Altre cause di mal di gola includono:

  • Allergie a inalanti (peli di animali domestici, muffe, polvere e polline);
  • Aria secca in luoghi chiusi;
  • Inalazione cronica di sostanze irritanti (aria inquinata, fumo di sigaretta, esalazioni tossiche di alcuni impianti industriali);
  • Masticare tabacco, bere alcolici e mangiare cibi piccanti;
  • Sforzo muscolare urlando, parlando ad alta voce o parlando per lunghi periodi senza riposo;
  • Malattia da reflusso faringo-laringeo (un disturbo dell’apparato digerente in cui gli acidi dello stomaco si riversano nell’esofago per poi raggiungere la faringe);
  • Tumori della gola e del cavo orale.

Quali sono i sintomi della faringite?

La faringite è spesso associata a questi sintomi:

  • Dolore o senso di prurito in fondo alla bocca
  • Dolore alla deglutizione
  • Gola secca
  • Linfonodi del collo ingrossati e infiammati
  • Tonsille ingrossate e arrossate
  • Presenza di placche di colore bianco o pus sulle tonsille
  • Voce rauca

A questi possono associarsi

Diagnosi

La diagnosi di faringite è clinica e si avvale di esami di laboratorio quali tampone faringeo con antibiogramma, esami ematochimici come VES, TAS e PCR.

Diagnosi e trattamento della faringite sono di pertinenza del medico di medicina generale, tuttavia, lo specialista otorinolaringoiatra deve essere consultato nel sospetto di complicanze (ascessi peritonsillari o del collo) o in caso di malattia refrattaria ai trattamenti standard.

Sono segnali di allarme e dunque da non sottovalutare:

  • difficoltà di respiro;
  • difficoltà di deglutizione;
  • bava persistente alla bocca (scialorrea);
  • mal di gola persistente (durata maggiore di 7 giorni);
  • difficolta ad aprire la bocca (trisma);
  • episodi ricorrenti di mal di gola.

La visita specialistica otorinolaringoiatrica consiste nell’osservare la gola con una strumentazione dedicata, nella palpazione del collo e delle regioni sottomandibolari alla ricerca di eventuali linfonodi ingrossati.
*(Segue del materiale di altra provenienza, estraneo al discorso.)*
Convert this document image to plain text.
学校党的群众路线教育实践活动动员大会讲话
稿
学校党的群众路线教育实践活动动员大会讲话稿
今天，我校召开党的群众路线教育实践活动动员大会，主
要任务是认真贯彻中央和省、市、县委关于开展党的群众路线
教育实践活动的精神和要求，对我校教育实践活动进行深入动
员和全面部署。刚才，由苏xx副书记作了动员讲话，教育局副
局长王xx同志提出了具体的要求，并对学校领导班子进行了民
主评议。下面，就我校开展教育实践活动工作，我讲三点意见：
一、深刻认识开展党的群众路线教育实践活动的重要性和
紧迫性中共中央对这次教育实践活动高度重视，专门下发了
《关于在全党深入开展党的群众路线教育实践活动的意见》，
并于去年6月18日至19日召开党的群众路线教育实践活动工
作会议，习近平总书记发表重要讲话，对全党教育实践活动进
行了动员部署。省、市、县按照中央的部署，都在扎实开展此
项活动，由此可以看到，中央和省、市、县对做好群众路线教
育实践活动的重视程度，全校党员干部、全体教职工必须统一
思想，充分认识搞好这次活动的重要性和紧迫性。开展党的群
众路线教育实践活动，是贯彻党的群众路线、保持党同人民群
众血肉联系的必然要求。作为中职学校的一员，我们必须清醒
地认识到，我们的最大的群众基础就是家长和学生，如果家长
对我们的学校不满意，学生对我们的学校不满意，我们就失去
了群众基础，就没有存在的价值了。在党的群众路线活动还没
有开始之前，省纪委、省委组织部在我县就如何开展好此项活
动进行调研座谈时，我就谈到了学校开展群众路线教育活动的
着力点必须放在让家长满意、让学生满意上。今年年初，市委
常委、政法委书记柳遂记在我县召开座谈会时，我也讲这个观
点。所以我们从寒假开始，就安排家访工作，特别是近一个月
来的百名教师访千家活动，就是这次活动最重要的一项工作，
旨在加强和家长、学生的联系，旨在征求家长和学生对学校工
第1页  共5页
Successivamente, lo specialista potrebbe prescrivere l’esecuzione di un ulteriore tampone faringeo, di un esame del sangue e/o prove allergiche nel caso permanessero dubbi in merito alle cause, o di un esame radiologico (Tomografia Assiale Computerizzata -TC, o Risonanza Magnetica con mezzo di contrasto).

Trattamenti

Per le faringiti di tipo virale non sono previste cure specifiche se non farmaci sintomatici come antinfiammatori non steroidei e antidolorifici (paracetamolo). In questi casi, di solito, la guarigione richiede dai 5 ai 7 giorni. Per le faringiti batteriche, se le condizioni lo richiedono, è necessario un trattamento a base di antibiotici sistemici.

Se invece la faringite è causata da altri agenti (allergie, irritazioni, reflusso faringolaringeo) occorre impostare una terapia basata specificatamente sulle cause scatenanti (terapia causale).

In caso di ascesso peritonsillare o laterocervicale è necessario drenare il pus mediante incisione attraverso la bocca o il collo. In caso di piccoli ascessi, è possibile un trattamento ambulatoriale in anestesia locale.